私が歌川です

@utgwkk が書いている

作ったOSSライブラリが使われつつあるときに思うこと

はじめに

これははてなエンジニアアドベントカレンダー2021 14日目の記事です。昨日は id:Windymelt さんのFreeBSDのZFSファイルサーバ再インストールRTAはーじまーるよー - Lambdaカクテルでした。

作ったOSSライブラリ

筆者はpytest-github-actions-annotate-failuresという、GitHub Actionsで落ちたテストの行にアノテーションを出力するpytestプラグインを公開しています。2021/12/14 8:31現在、GitHubリポジトリのスター数は40ちょっとで、たまにバグ報告や機能要望のissueが立っており、これまで自作して公開したライブラリの中では一番使われていると思います。

このライブラリについて、詳しくは以前書いた記事をご覧ください。

blog.utgw.net

思うこと

作ったOSSライブラリがしばしば使われているのを目にしていて、思うことがいくつかあります。

全部自分でやらなくてよい

自作したライブラリなので、issueが立ったら全部自分で解決してしまおう、と思ってしまうかもしれません。ですが身体は有限なので、全てには対処できないことの方が多いでしょう。

自力で全部解決しようと意気込むのではなく、方針よさそうです、とコメントするぐらいがちょうどよいのかも、と思っているところです。自分は一人じゃないということを忘れずに、やってもらえる人に任せたり、必要に応じてリポジトリのcollaboratorを追加したりするとよいと思います。もちろん、気合が出たときにガッと実装してしまうならそれでもよいでしょう。

そういえば以前にいい記事を書いていたことを思い出しましたが、今も同じようなマインドでメンテナンスしています。

酔っ払ったまま修正PRを作って、めちゃくちゃ雑なコードでいちおう動いているけど、これではマージできないでしょう、しかし今は頭が回っていない!!! ということでhelp wantedのラベルを付けてから寝て、起きたら、ちゃんとした実装に直してくれるPRを作ってもらっていた。マージ権を持っているのが1人だからといって、酔っ払ったまま雑にマージボタンを押していたら雑な実装が世の中に出回っていたということで、それを未然に防げたのは大変ありがたい。たどたどしい英語で、サンキューです、修正を取り込んでリリースしましたって言いまくっている。

誰かに使ってもらえているコードを、さらに良くしてもらえるのはありがたい - 私が歌川です

知らないことがいっぱいある

私はこれまで、正直なところpytest自体は知っていたけどpytestプラグインの仕組みはよく知らずに作っていました。自分が想定したケースではそれらしく動いているので、いったんこれでpublishしてみよう、という感じでした。

いざリリースしてみると、想定していなかったケースのissueが報告されてきました。たとえば、サブディレクトリ内にテストの設定ファイルがあるとうまくアノテーションされない、Windowsだと動かない、といったものです。実装が素朴だったというのもあるとは思いますが、最初から全てのケースを想定して実装するのは大変なので、報告してもらえたのはありがたいと思います。

また、pytestプラグインという性質上、他のpytestプラグインと組み合わせて使ったときの挙動をよくしたい、というissueがしばしば立っています。これまであまりpytestプラグインを使っていなかったので、issueが作られるたびに、こんなプラグインもあるのか~と勉強になっています。テストフレームワークのエコシステムに貢献した分だけ還元されているような状態です。

どこまで取り込むのかは難しい

バグ報告や機能要望が来る中で、どこまで取り込むべきかは難しいな、と思うことがちょっと出てきました。バグ報告は大抵の場合は直せばよいと思いますが、機能要望については少し考えることがあります。pytest-github-actions-annotate-failuresという名前のpytestプラグインが何をやるべきで何をやらないのか、warningもアノテーションした方がよいのか、他に低コストで実現する方法があるならその方がよいのではないか、など考えながらissueを確認しています。

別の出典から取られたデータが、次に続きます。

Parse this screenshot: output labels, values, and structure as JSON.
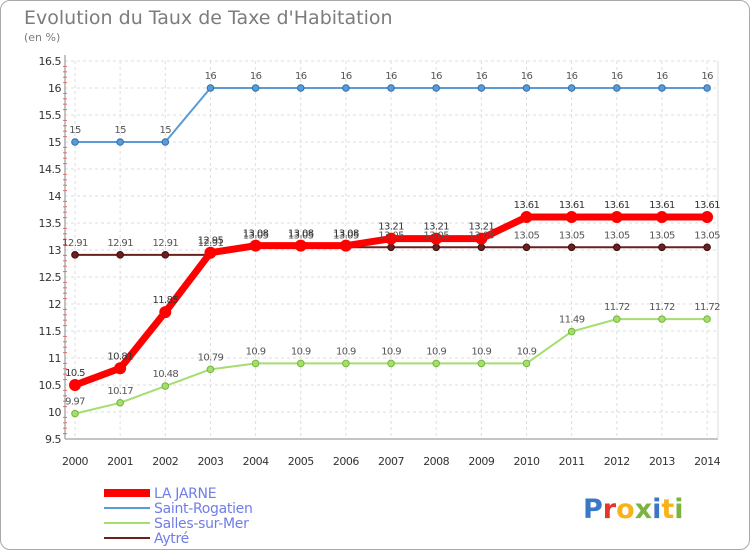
{
  "colors": {
    "LA JARNE": "#ff0000",
    "Saint-Rogatien": "#5b9bd5",
    "Salles-sur-Mer": "#a4de6e",
    "Aytré": "#6b2020"
  },
  "logo": {
    "text": "Proxiti",
    "letter_colors": [
      "#3a78c5",
      "#e8332a",
      "#f7b31b",
      "#7cb342",
      "#3a78c5",
      "#f7b31b",
      "#7cb342"
    ]
  },
  "chart_data": {
    "type": "line",
    "title": "Evolution du Taux de Taxe d'Habitation",
    "subtitle": "(en %)",
    "x": [
      "2000",
      "2001",
      "2002",
      "2003",
      "2004",
      "2005",
      "2006",
      "2007",
      "2008",
      "2009",
      "2010",
      "2011",
      "2012",
      "2013",
      "2014"
    ],
    "ylim": [
      9.5,
      16.5
    ],
    "yticks": [
      "9.5",
      "10",
      "10.5",
      "11",
      "11.5",
      "12",
      "12.5",
      "13",
      "13.5",
      "14",
      "14.5",
      "15",
      "15.5",
      "16",
      "16.5"
    ],
    "grid": true,
    "legend_position": "bottom-left",
    "series": [
      {
        "name": "LA JARNE",
        "values": [
          10.5,
          10.81,
          11.85,
          12.95,
          13.08,
          13.08,
          13.08,
          13.21,
          13.21,
          13.21,
          13.61,
          13.61,
          13.61,
          13.61,
          13.61
        ],
        "labels": [
          "10.5",
          "10.81",
          "11.85",
          "12.95",
          "13.08",
          "13.08",
          "13.08",
          "13.21",
          "13.21",
          "13.21",
          "13.61",
          "13.61",
          "13.61",
          "13.61",
          "13.61"
        ]
      },
      {
        "name": "Saint-Rogatien",
        "values": [
          15,
          15,
          15,
          16,
          16,
          16,
          16,
          16,
          16,
          16,
          16,
          16,
          16,
          16,
          16
        ],
        "labels": [
          "15",
          "15",
          "15",
          "16",
          "16",
          "16",
          "16",
          "16",
          "16",
          "16",
          "16",
          "16",
          "16",
          "16",
          "16"
        ]
      },
      {
        "name": "Salles-sur-Mer",
        "values": [
          9.97,
          10.17,
          10.48,
          10.79,
          10.9,
          10.9,
          10.9,
          10.9,
          10.9,
          10.9,
          10.9,
          11.49,
          11.72,
          11.72,
          11.72
        ],
        "labels": [
          "9.97",
          "10.17",
          "10.48",
          "10.79",
          "10.9",
          "10.9",
          "10.9",
          "10.9",
          "10.9",
          "10.9",
          "10.9",
          "11.49",
          "11.72",
          "11.72",
          "11.72"
        ]
      },
      {
        "name": "Aytré",
        "values": [
          12.91,
          12.91,
          12.91,
          12.91,
          13.05,
          13.05,
          13.05,
          13.05,
          13.05,
          13.05,
          13.05,
          13.05,
          13.05,
          13.05,
          13.05
        ],
        "labels": [
          "12.91",
          "12.91",
          "12.91",
          "12.91",
          "13.05",
          "13.05",
          "13.05",
          "13.05",
          "13.05",
          "13.05",
          "13.05",
          "13.05",
          "13.05",
          "13.05",
          "13.05"
        ]
      }
    ]
  }
}
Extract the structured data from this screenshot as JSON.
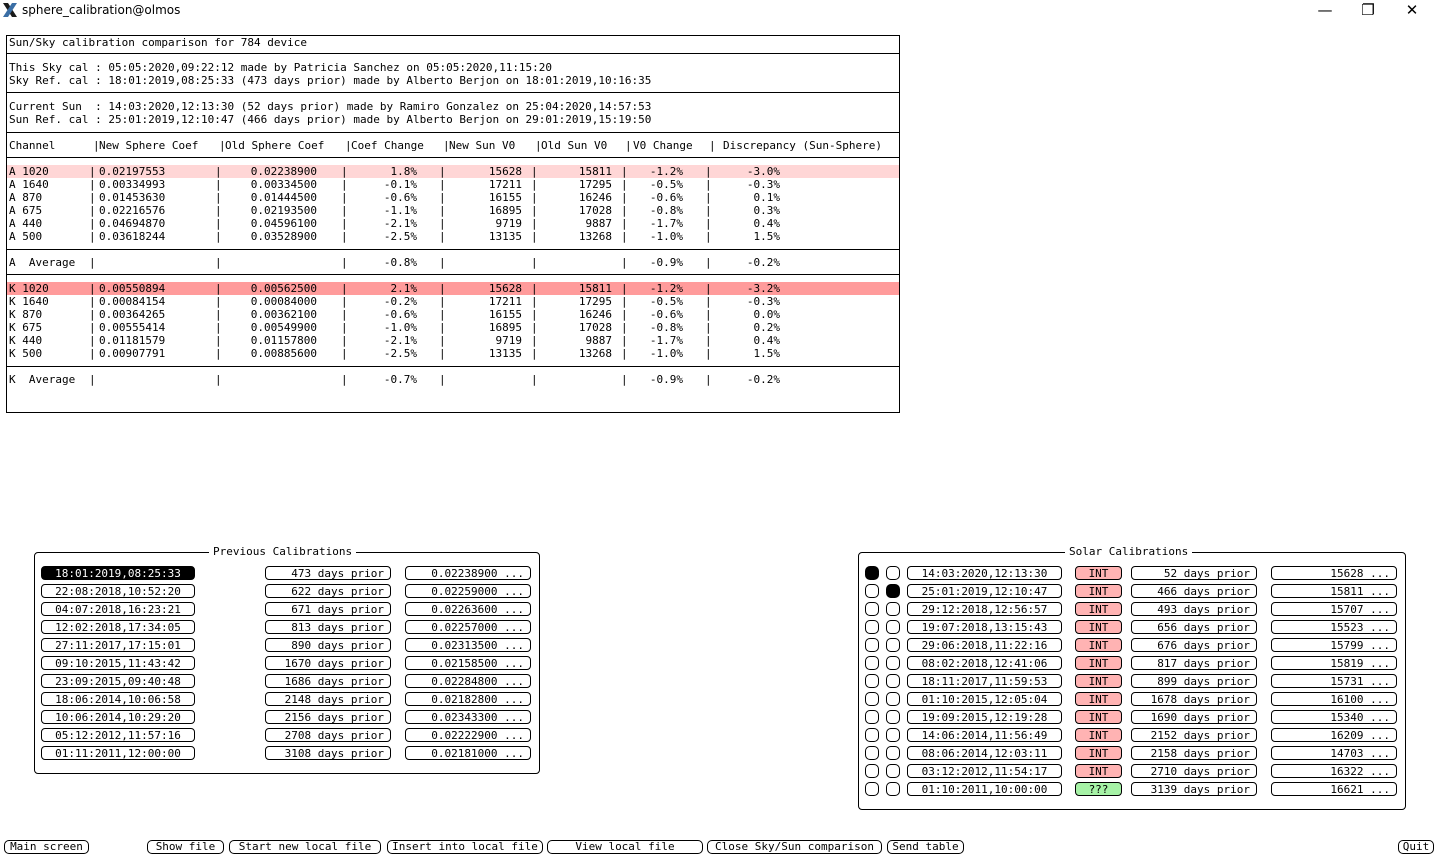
{
  "window": {
    "title": "sphere_calibration@olmos",
    "minimize": "—",
    "restore": "❐",
    "close": "✕"
  },
  "header": {
    "title": "Sun/Sky calibration comparison for 784 device",
    "sky_cal": "This Sky cal : 05:05:2020,09:22:12 made by Patricia Sanchez on 05:05:2020,11:15:20",
    "sky_ref": "Sky Ref. cal : 18:01:2019,08:25:33 (473 days prior) made by Alberto Berjon on 18:01:2019,10:16:35",
    "sun_cur": "Current Sun  : 14:03:2020,12:13:30 (52 days prior) made by Ramiro Gonzalez on 25:04:2020,14:57:53",
    "sun_ref": "Sun Ref. cal : 25:01:2019,12:10:47 (466 days prior) made by Alberto Berjon on 29:01:2019,15:19:50"
  },
  "columns": [
    "Channel",
    "New Sphere Coef",
    "Old Sphere Coef",
    "Coef Change",
    "New Sun V0",
    "Old Sun V0",
    "V0 Change",
    "Discrepancy (Sun-Sphere)"
  ],
  "groups": [
    {
      "rows": [
        {
          "ch": "A 1020",
          "nsc": "0.02197553",
          "osc": "0.02238900",
          "cc": "1.8%",
          "nsv": "15628",
          "osv": "15811",
          "vc": "-1.2%",
          "disc": "-3.0%",
          "hl": "a"
        },
        {
          "ch": "A 1640",
          "nsc": "0.00334993",
          "osc": "0.00334500",
          "cc": "-0.1%",
          "nsv": "17211",
          "osv": "17295",
          "vc": "-0.5%",
          "disc": "-0.3%",
          "hl": ""
        },
        {
          "ch": "A 870",
          "nsc": "0.01453630",
          "osc": "0.01444500",
          "cc": "-0.6%",
          "nsv": "16155",
          "osv": "16246",
          "vc": "-0.6%",
          "disc": "0.1%",
          "hl": ""
        },
        {
          "ch": "A 675",
          "nsc": "0.02216576",
          "osc": "0.02193500",
          "cc": "-1.1%",
          "nsv": "16895",
          "osv": "17028",
          "vc": "-0.8%",
          "disc": "0.3%",
          "hl": ""
        },
        {
          "ch": "A 440",
          "nsc": "0.04694870",
          "osc": "0.04596100",
          "cc": "-2.1%",
          "nsv": "9719",
          "osv": "9887",
          "vc": "-1.7%",
          "disc": "0.4%",
          "hl": ""
        },
        {
          "ch": "A 500",
          "nsc": "0.03618244",
          "osc": "0.03528900",
          "cc": "-2.5%",
          "nsv": "13135",
          "osv": "13268",
          "vc": "-1.0%",
          "disc": "1.5%",
          "hl": ""
        }
      ],
      "avg": {
        "label": "A  Average",
        "cc": "-0.8%",
        "vc": "-0.9%",
        "disc": "-0.2%"
      }
    },
    {
      "rows": [
        {
          "ch": "K 1020",
          "nsc": "0.00550894",
          "osc": "0.00562500",
          "cc": "2.1%",
          "nsv": "15628",
          "osv": "15811",
          "vc": "-1.2%",
          "disc": "-3.2%",
          "hl": "k"
        },
        {
          "ch": "K 1640",
          "nsc": "0.00084154",
          "osc": "0.00084000",
          "cc": "-0.2%",
          "nsv": "17211",
          "osv": "17295",
          "vc": "-0.5%",
          "disc": "-0.3%",
          "hl": ""
        },
        {
          "ch": "K 870",
          "nsc": "0.00364265",
          "osc": "0.00362100",
          "cc": "-0.6%",
          "nsv": "16155",
          "osv": "16246",
          "vc": "-0.6%",
          "disc": "0.0%",
          "hl": ""
        },
        {
          "ch": "K 675",
          "nsc": "0.00555414",
          "osc": "0.00549900",
          "cc": "-1.0%",
          "nsv": "16895",
          "osv": "17028",
          "vc": "-0.8%",
          "disc": "0.2%",
          "hl": ""
        },
        {
          "ch": "K 440",
          "nsc": "0.01181579",
          "osc": "0.01157800",
          "cc": "-2.1%",
          "nsv": "9719",
          "osv": "9887",
          "vc": "-1.7%",
          "disc": "0.4%",
          "hl": ""
        },
        {
          "ch": "K 500",
          "nsc": "0.00907791",
          "osc": "0.00885600",
          "cc": "-2.5%",
          "nsv": "13135",
          "osv": "13268",
          "vc": "-1.0%",
          "disc": "1.5%",
          "hl": ""
        }
      ],
      "avg": {
        "label": "K  Average",
        "cc": "-0.7%",
        "vc": "-0.9%",
        "disc": "-0.2%"
      }
    }
  ],
  "previous": {
    "title": "Previous Calibrations",
    "items": [
      {
        "date": "18:01:2019,08:25:33",
        "prior": "473 days prior",
        "coef": "0.02238900 ...",
        "selected": true
      },
      {
        "date": "22:08:2018,10:52:20",
        "prior": "622 days prior",
        "coef": "0.02259000 ...",
        "selected": false
      },
      {
        "date": "04:07:2018,16:23:21",
        "prior": "671 days prior",
        "coef": "0.02263600 ...",
        "selected": false
      },
      {
        "date": "12:02:2018,17:34:05",
        "prior": "813 days prior",
        "coef": "0.02257000 ...",
        "selected": false
      },
      {
        "date": "27:11:2017,17:15:01",
        "prior": "890 days prior",
        "coef": "0.02313500 ...",
        "selected": false
      },
      {
        "date": "09:10:2015,11:43:42",
        "prior": "1670 days prior",
        "coef": "0.02158500 ...",
        "selected": false
      },
      {
        "date": "23:09:2015,09:40:48",
        "prior": "1686 days prior",
        "coef": "0.02284800 ...",
        "selected": false
      },
      {
        "date": "18:06:2014,10:06:58",
        "prior": "2148 days prior",
        "coef": "0.02182800 ...",
        "selected": false
      },
      {
        "date": "10:06:2014,10:29:20",
        "prior": "2156 days prior",
        "coef": "0.02343300 ...",
        "selected": false
      },
      {
        "date": "05:12:2012,11:57:16",
        "prior": "2708 days prior",
        "coef": "0.02222900 ...",
        "selected": false
      },
      {
        "date": "01:11:2011,12:00:00",
        "prior": "3108 days prior",
        "coef": "0.02181000 ...",
        "selected": false
      }
    ]
  },
  "solar": {
    "title": "Solar Calibrations",
    "items": [
      {
        "r1": true,
        "r2": false,
        "date": "14:03:2020,12:13:30",
        "type": "INT",
        "prior": "52 days prior",
        "v0": "15628 ..."
      },
      {
        "r1": false,
        "r2": true,
        "date": "25:01:2019,12:10:47",
        "type": "INT",
        "prior": "466 days prior",
        "v0": "15811 ..."
      },
      {
        "r1": false,
        "r2": false,
        "date": "29:12:2018,12:56:57",
        "type": "INT",
        "prior": "493 days prior",
        "v0": "15707 ..."
      },
      {
        "r1": false,
        "r2": false,
        "date": "19:07:2018,13:15:43",
        "type": "INT",
        "prior": "656 days prior",
        "v0": "15523 ..."
      },
      {
        "r1": false,
        "r2": false,
        "date": "29:06:2018,11:22:16",
        "type": "INT",
        "prior": "676 days prior",
        "v0": "15799 ..."
      },
      {
        "r1": false,
        "r2": false,
        "date": "08:02:2018,12:41:06",
        "type": "INT",
        "prior": "817 days prior",
        "v0": "15819 ..."
      },
      {
        "r1": false,
        "r2": false,
        "date": "18:11:2017,11:59:53",
        "type": "INT",
        "prior": "899 days prior",
        "v0": "15731 ..."
      },
      {
        "r1": false,
        "r2": false,
        "date": "01:10:2015,12:05:04",
        "type": "INT",
        "prior": "1678 days prior",
        "v0": "16100 ..."
      },
      {
        "r1": false,
        "r2": false,
        "date": "19:09:2015,12:19:28",
        "type": "INT",
        "prior": "1690 days prior",
        "v0": "15340 ..."
      },
      {
        "r1": false,
        "r2": false,
        "date": "14:06:2014,11:56:49",
        "type": "INT",
        "prior": "2152 days prior",
        "v0": "16209 ..."
      },
      {
        "r1": false,
        "r2": false,
        "date": "08:06:2014,12:03:11",
        "type": "INT",
        "prior": "2158 days prior",
        "v0": "14703 ..."
      },
      {
        "r1": false,
        "r2": false,
        "date": "03:12:2012,11:54:17",
        "type": "INT",
        "prior": "2710 days prior",
        "v0": "16322 ..."
      },
      {
        "r1": false,
        "r2": false,
        "date": "01:10:2011,10:00:00",
        "type": "???",
        "prior": "3139 days prior",
        "v0": "16621 ..."
      }
    ]
  },
  "buttons": {
    "main_screen": "Main screen",
    "show_file": "Show file",
    "start_new": "Start new local file",
    "insert": "Insert into local file",
    "view": "View local file",
    "close_cmp": "Close Sky/Sun comparison",
    "send": "Send table",
    "quit": "Quit"
  },
  "colors": {
    "highlight_a": "#ffd6d6",
    "highlight_k": "#ff9b9b",
    "int_badge": "#ffb3b3",
    "unknown_badge": "#a6f2a6"
  }
}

基本的にはどんな (行儀の良い) pytestプラグインと組み合わせても動けばよい、とは思っていますが、その先をうまく考えるのは難しいことがあります。別のプラグインとして開発した方がユーザーが幸せになれる、ということもあるかもしれません。

どうしても判断が難しい、ということになったらもっと詳しい人にメンテナを任せるというのも手だと思います。pytest-dev organization (pytestのコアメンバーのorganization) に移管しませんか、というissueが立っており、(ちょっと作業が停滞してしまっていますが) 基本的には移管する方向で検討しています。

おわりに

作ったOSSライブラリがちょっと使われていて、メンテナンスしていて思ったことを書いてみました。作ったものの性質 (ライブラリか、ソフトウェアか、など) によっても考えることが変わってくるかもしれませんね。

明日は id:masayosu さんです。